David – a product of his generation?
But you need not fall. You have the power to overcome this enemy. God would urge you, ‘Live a clean life, young man, young woman. I want you free of those unclean habits. I don’t want you away from the battle, lying in bed, letting your imagination run wild and then finding yourself overwhelmed with passion.’ Young Christian couples, what standards are you settling for? Boyfriend, girlfriend – perhaps not engaged, but very fond of one another – what are your standards? How do you conduct yourselves when nobody else is around? Does God approve of what you are doing?
Some people have argued in defence of David. ‘We mustn’t be too hard on him,’ they say. ‘He was in a unique position. He was a despotic king in an oriental society. Other kings living at that time wouldn’t have thought twice about taking a woman. Bathsheba was not particularly at fault, either. How could she be expected to resist the will of this great monarch? Surely he could have whatever he wanted, so if he wanted Bathsheba, he would have her. We must make allowances for the culture of the day. David was, to some degree, a product of his age, and we must understand that before we judge him for his conduct.’
David – a man after God’s heart
But David was not a mere product of his generation, he was the ‘man after God’s heart’. I once read an alarming Gallup survey indicating that 52% of regular churchgoers between the ages of thirteen and eighteen didn’t consider premarital sex wrong.

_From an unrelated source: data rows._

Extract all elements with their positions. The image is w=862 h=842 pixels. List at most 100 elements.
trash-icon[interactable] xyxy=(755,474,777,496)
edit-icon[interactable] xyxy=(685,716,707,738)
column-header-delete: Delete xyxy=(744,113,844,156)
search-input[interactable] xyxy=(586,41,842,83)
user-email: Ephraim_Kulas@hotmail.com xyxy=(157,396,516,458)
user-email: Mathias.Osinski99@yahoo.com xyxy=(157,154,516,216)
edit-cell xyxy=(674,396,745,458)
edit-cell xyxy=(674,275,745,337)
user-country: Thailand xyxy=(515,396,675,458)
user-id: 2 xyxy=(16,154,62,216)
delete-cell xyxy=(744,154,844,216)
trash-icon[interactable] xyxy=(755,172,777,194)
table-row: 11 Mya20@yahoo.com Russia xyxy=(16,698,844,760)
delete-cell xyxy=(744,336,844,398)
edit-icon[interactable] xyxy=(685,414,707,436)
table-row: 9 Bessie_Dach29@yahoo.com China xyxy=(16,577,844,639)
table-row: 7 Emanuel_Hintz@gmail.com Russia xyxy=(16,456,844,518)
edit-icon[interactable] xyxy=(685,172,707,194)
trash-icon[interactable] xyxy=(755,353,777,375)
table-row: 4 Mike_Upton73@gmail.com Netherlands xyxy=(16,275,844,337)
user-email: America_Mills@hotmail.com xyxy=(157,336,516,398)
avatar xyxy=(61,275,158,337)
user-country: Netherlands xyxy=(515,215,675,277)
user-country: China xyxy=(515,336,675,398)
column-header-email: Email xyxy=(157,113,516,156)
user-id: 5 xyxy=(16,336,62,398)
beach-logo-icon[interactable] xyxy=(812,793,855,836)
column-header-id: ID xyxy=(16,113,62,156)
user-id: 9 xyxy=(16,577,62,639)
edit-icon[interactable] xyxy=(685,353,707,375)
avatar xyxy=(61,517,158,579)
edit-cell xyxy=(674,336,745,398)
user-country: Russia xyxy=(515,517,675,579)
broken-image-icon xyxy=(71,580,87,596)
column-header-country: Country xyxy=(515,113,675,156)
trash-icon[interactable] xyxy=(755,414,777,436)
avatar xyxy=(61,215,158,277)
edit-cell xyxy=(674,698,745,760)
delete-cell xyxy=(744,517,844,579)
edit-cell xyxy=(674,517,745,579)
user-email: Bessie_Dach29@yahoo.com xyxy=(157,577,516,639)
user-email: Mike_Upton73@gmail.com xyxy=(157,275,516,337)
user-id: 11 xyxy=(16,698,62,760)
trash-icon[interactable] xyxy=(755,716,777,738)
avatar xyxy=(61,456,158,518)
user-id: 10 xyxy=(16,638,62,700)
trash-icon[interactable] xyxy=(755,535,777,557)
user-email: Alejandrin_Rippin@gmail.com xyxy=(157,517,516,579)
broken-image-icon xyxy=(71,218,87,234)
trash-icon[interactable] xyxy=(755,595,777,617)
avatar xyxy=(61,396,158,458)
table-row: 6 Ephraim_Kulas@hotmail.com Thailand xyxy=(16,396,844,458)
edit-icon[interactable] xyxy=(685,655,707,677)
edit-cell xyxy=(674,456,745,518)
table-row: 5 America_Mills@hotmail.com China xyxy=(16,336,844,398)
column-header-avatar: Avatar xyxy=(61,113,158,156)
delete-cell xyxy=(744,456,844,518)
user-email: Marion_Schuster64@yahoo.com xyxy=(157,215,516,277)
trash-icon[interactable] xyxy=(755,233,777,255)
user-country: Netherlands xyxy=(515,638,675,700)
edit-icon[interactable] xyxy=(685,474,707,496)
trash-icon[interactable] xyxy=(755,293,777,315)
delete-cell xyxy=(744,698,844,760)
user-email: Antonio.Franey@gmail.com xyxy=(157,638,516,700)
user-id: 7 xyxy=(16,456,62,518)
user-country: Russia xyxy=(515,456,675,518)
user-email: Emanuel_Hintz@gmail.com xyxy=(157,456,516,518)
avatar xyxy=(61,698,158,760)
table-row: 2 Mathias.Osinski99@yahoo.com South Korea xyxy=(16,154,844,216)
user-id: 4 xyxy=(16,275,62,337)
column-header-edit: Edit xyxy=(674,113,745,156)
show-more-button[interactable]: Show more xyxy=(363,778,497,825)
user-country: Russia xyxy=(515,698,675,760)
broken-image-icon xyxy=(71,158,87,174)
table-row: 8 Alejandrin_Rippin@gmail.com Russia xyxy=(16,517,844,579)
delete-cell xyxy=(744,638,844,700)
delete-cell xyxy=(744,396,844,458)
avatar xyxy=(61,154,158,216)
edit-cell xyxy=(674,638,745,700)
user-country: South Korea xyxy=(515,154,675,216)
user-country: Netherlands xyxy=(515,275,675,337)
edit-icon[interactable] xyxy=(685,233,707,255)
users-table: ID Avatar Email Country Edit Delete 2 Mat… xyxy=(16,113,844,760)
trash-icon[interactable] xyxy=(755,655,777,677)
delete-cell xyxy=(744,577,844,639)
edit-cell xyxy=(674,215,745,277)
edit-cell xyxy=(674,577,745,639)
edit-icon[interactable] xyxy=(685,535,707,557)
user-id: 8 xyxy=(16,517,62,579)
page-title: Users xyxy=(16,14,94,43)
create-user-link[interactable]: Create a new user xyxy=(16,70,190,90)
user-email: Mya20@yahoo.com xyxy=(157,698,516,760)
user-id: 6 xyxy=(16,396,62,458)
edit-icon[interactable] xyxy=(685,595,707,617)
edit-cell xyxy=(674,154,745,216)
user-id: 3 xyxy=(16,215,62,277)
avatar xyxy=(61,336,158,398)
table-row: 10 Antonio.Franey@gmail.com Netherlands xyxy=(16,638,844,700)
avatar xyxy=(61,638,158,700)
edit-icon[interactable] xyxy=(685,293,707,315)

The poll pointed out that this was 10% below the national average. But you are not called to be 10% better than the world. You are meant to be as different as light and darkness!
God sees the moral landslide that’s taken place in the last few decades. He watches as young people are seduced, abused, corrupted. They carry the guilt and shame around with them, yet many young Christians argue, ‘Everyone’s doing it.’ They accept the world’s standard that as soon as they have been going out for a short time they should give rein to their sexual impulses.
‘All the other oriental kings did it,’ say David’s defenders. ‘Everyone else does it’ – is that your excuse? Do you adopt worldly standards and merely follow everybody else? Does God’s Word tell you that you are free to play around like this? Never! David was not just another oriental king, a product of his age. He was God’s chosen man. All the other kings, in their ungodliness, could do whatever they liked, but David had much higher standards to keep. So have you.
Quote
‘The process of lust is simple. It begins with attraction, it turns quickly to dissatisfaction with your current situation – you become dissatisfied with your spouse or with the one that you are supposedly in love with – it moves to fixation on another and you become ungrateful, discontented, and obsessive. You become filled with lust, and your thoughts and your mind are filled with images of the other person. You have nothing on your mind but an appetite for them. This person becomes on object of worship. They eventually are not even considered a person, because they’re an object, and you’re just looking for satisfaction.’
Bill Shannon – A Passion for Purity, Shepherd’s Conference, 2005, Session 33.